These Irish cream Nanaimo bars are no bake, boozy squares. The bottom layer is made of coconut, pecans, graham cracker crumbs, and cocoa powder. Irish cream liquor is in both the buttercream filling and the chocolate topping!
Line a 9"x9" baking pan with parchment paper. Set aside.
Place butter, granulated sugar, and cocoa powder in a medium saucepan over medium heat. Stir to combine as butter melts.
When butter has melted, add egg and stir continuously for about 2 minutes. Mixture will look scrambled.
Remove saucepan from heat and add graham cracker crumbs, coconut flakes, and pecans. Mix until well combined.
Press crust mixture into bottom of prepared pan. Let cool at room temperature while you make the filling.
Irish Cream Filling
Beat butter and powdered sugar together in a large bowl.
Add Irish Cream liquor a bit a time until you get a spreadable mixture, like buttercream, but a bit firmer.
Spread filling over crust, cover, and refrigerate for at least 2 hours or overnight.
Chocolate Topping
In a double broiler, or in a small bowl placed over a saucepan with simmering water in it, combine chocolate and butter.

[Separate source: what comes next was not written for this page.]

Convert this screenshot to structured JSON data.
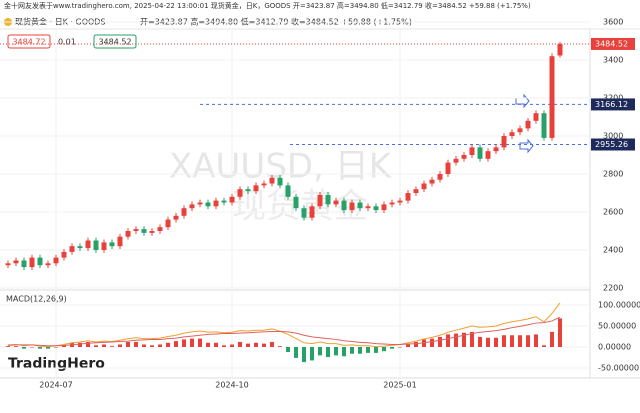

Stir until chocolate is all melted, remove the bowl from the heat, and mix in Irish cream liquor.
Spread chocolate quickly over top of the refrigerated Nanaimo bars. Cover and store in the refrigerator until chocolate firms up, about 1 hour.
Cut into squares and store in the refrigerator in an airtight container for up to 5 days.
Video
Notes
Purchase pre-chopped pecan pieces instead of whole pecans to save time chopping them up.
Make sure to let the filling harden in the refrigerator for at least 2 hours. You can leave it in overnight too!
Instead of pecans, use walnuts in the crust!
Use any kind of cream liquor (rum cream liquor, chocolate cream liquor...)
Want to cut the squares neatly? Place the Nanaimo bars in the freezer for 10-15 minutes after you have spread the chocolate topping on. Remove from the freezer, cut into squares, and store in the refrigerator until fully set, about 30 minutes.